Agencies Issue Joint Statement on Responsibilities for Federal Consumer Financial Laws

On Thursday, November 17, 2011, the Board of Governors of the Federal Reserve System (the "Federal Reserve"), the Consumer Financial Protection Bureau (the "CFPB"), the Federal Deposit Insurance Corporation (the "FDIC"), the National Credit Union Administration (the "NCUA"), and the Office of the Comptroller of the Currency (the "OCC") issued a joint statement that seeks to explains how the total assets of an insured bank, thrift or credit union will be measured for purposes of determining supervisory and enforcement responsibilities under the Dodd-Frank Wall Street Reform and Consumer Protection Act (the "Dodd-Frank Act'').

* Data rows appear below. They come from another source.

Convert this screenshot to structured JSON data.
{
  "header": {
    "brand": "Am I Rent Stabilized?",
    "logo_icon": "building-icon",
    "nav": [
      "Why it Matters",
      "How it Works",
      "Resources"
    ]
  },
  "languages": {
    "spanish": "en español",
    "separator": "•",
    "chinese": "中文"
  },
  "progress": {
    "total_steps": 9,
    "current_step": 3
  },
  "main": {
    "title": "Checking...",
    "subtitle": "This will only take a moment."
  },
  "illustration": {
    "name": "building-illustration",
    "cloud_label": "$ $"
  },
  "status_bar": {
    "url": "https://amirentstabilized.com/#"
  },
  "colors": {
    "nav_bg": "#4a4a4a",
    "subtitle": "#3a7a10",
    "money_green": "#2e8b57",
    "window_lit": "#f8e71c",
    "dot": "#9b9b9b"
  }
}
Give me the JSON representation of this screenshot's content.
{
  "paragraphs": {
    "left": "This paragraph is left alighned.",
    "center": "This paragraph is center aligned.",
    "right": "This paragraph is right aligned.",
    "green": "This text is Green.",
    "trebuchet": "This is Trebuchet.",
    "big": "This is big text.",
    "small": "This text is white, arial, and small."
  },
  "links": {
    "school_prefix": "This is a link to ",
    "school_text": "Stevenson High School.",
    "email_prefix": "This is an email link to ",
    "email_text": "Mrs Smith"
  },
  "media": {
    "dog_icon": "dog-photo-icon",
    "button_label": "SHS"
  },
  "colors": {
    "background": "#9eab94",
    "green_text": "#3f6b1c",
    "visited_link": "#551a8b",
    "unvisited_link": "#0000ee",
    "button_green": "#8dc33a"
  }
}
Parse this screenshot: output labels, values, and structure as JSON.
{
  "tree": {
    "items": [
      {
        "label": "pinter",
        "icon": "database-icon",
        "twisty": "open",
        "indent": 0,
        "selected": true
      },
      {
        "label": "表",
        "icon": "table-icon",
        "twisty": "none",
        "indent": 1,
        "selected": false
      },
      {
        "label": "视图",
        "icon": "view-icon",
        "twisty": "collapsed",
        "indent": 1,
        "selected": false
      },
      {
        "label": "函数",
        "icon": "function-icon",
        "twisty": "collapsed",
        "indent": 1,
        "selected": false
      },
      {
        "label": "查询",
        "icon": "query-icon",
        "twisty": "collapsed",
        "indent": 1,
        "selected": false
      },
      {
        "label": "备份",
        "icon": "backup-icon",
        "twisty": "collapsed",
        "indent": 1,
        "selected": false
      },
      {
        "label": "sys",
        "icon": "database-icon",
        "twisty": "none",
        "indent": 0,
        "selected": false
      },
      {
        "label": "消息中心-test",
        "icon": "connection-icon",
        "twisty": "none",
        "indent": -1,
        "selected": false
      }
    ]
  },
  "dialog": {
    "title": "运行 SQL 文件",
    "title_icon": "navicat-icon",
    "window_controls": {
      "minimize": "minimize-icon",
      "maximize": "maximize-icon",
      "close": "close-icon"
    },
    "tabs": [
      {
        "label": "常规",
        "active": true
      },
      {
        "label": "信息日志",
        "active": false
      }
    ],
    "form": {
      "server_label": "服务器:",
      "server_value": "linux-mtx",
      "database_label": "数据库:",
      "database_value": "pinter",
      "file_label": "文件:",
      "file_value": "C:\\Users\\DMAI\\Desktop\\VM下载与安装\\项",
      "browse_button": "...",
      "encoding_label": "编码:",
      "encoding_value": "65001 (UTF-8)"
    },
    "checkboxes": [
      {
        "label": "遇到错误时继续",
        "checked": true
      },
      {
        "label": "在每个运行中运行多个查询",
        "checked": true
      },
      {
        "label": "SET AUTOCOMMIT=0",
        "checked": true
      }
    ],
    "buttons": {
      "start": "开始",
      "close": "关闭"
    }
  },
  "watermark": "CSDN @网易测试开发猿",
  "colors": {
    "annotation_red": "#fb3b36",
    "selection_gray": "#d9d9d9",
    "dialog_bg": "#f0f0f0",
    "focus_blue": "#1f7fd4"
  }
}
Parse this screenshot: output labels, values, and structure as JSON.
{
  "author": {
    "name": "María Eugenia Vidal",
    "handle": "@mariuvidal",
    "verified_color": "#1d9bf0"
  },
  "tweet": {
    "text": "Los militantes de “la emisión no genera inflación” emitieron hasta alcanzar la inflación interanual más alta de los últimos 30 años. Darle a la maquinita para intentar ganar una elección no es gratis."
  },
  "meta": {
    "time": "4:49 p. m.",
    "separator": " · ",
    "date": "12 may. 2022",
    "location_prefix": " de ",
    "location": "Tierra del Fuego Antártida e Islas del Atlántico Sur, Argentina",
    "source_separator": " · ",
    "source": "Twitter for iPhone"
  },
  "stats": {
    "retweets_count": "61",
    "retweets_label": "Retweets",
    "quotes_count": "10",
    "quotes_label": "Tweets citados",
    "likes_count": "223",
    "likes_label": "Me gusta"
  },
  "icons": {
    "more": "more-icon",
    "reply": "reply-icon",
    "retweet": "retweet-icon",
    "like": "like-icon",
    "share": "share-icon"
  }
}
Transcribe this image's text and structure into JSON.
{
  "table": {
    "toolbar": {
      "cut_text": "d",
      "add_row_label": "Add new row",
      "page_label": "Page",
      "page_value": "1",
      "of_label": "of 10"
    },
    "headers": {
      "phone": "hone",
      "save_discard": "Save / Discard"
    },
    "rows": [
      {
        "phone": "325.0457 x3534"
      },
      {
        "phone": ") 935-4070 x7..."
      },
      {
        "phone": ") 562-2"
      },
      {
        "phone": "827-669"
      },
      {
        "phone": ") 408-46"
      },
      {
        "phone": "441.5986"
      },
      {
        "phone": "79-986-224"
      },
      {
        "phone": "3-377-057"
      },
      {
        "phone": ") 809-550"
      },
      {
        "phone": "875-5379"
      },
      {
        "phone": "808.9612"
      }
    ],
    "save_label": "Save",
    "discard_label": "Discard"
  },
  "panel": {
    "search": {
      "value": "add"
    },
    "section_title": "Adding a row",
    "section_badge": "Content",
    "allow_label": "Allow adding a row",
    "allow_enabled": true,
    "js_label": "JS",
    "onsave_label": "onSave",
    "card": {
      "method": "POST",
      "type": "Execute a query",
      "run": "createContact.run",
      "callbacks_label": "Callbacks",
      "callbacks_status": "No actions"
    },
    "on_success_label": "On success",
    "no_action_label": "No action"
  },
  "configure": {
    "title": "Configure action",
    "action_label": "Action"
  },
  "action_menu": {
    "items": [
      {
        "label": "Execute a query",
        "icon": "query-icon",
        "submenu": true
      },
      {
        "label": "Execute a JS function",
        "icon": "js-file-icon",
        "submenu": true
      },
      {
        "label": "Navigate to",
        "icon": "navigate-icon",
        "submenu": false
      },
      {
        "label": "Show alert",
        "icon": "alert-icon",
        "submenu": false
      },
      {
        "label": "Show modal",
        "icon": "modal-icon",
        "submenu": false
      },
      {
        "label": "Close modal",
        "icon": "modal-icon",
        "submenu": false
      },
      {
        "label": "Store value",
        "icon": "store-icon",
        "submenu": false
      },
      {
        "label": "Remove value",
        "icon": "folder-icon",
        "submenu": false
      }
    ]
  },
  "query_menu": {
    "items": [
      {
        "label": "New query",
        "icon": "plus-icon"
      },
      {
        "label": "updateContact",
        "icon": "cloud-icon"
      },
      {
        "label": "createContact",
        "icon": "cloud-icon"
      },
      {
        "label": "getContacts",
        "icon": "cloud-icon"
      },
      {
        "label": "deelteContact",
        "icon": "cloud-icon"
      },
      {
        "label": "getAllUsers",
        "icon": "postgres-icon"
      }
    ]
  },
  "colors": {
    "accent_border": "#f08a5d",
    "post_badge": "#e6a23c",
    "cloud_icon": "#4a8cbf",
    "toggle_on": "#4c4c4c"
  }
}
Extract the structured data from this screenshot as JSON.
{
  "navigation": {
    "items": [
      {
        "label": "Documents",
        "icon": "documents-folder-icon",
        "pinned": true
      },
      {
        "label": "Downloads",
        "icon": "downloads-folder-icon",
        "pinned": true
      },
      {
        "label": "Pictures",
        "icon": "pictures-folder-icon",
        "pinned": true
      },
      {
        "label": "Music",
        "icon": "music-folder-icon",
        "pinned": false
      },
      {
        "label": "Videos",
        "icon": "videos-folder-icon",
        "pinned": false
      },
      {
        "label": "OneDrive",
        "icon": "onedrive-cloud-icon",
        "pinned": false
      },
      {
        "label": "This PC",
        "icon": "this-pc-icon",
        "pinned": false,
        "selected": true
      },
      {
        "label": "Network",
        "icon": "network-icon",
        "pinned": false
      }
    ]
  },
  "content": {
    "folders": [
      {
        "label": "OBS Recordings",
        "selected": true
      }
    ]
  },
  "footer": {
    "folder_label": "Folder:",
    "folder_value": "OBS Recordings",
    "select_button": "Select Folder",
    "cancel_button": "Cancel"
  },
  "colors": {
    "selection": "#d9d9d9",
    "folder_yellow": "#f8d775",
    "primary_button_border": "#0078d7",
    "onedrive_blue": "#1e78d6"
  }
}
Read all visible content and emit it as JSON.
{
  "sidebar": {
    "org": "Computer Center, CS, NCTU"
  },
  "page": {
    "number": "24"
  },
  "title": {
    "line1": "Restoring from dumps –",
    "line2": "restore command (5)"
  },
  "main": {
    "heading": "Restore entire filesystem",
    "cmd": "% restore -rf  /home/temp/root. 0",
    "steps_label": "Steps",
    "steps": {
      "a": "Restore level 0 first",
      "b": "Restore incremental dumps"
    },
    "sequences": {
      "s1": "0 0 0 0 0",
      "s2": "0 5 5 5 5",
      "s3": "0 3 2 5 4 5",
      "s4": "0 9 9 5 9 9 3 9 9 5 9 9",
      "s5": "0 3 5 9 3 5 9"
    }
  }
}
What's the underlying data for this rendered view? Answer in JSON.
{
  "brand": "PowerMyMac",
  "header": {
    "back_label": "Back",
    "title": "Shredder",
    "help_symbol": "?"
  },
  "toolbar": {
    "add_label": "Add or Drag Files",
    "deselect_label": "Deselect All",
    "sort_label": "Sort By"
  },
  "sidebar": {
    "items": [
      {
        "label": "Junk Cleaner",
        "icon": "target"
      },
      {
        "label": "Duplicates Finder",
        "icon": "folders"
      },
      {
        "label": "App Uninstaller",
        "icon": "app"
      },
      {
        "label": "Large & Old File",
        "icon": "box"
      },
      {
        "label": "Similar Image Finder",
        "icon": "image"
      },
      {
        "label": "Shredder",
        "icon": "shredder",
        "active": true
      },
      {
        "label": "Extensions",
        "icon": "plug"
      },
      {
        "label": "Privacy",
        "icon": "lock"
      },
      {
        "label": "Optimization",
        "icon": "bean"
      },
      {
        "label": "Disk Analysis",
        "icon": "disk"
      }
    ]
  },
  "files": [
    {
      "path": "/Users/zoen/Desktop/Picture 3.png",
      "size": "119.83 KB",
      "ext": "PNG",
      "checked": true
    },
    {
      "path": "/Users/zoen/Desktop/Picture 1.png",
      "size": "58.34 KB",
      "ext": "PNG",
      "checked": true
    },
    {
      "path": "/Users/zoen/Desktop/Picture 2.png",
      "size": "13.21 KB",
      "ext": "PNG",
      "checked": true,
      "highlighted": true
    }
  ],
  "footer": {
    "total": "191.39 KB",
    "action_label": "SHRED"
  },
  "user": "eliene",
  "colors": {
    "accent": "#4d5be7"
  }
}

Under Section 1025 of Dodd-Frank, the CFPB has exclusive authority to examine institutions for compliance with federal consumer financial laws and primary authority to enforce those laws for institutions with total assets of more than $10 billion.  Section 1026 of the Dodd-Frank Act confirms that the other four regulators (the Federal Reserve, the FDIC, the NCUA, and the OCC) will retain supervisory and enforcement authority for other institutions.  The policy statement states that the measure to be used to determine asset size and the schedule for making such determinations will be the total assets reported in the quarterly Reports of Condition and Income (Call Reports), which banks, thrifts, and insured credit unions are required to file.

The statement also expresses the need to establish a schedule for determining the size of an institution that avoids unwarranted uncertainty or volatility regarding the identity of an institution's primary supervisor for federal consumer financial laws.  After an initial asset size determination based on June 30, 2011 data, an institution generally will not be reclassified unless four consecutive quarterly reports indicate that a change in supervisor is warranted.

Read the Federal Reserve Press release

Read the FDIC Press release

Read the OCC Press release

The CFTC Adopts Rules on Position Limits for Futures and Options Contracts

On Friday, November 18, 2011, the Commodity Futures Trading Commission (the "CFTC") adopted rules which establish a position limits regime for 28 exempt and agricultural commodity futures and options contracts and the physical commodity swaps that are economically equivalent to such contracts.  The new rules were adopted pursuant to Section 4a of the Commodity Exchange Act (the "CEA'') as amended by Title VII of the Dodd-Frank Act.

The Federal Reserve Issues Rules Requiring Annual Capital Plans

On Tuesday, November 21, 2011, the Federal Reserve Board on Tuesday issued a final rule requiring top-tier U.S. bank holding companies with total consolidated assets of $50 billion or more to submit annual capital plans for review.  The rules, issued under Sections 165 and 166 of the Dodd Frank Act, amend Regulation Y to require large bank holding companies to submit capital plans to the Federal Reserve on an annual basis and to require those bank holding companies to obtain approval from the Federal Reserve under certain circumstances before making a capital distribution.  Under the rules, the Federal Reserve will only approve dividend increases or other capital distributions for bank holding companies whose capital plans are approved by supervisors and who are able to demonstrate sufficient financial strength to operate as successful financial intermediaries after making the desired capital distributions.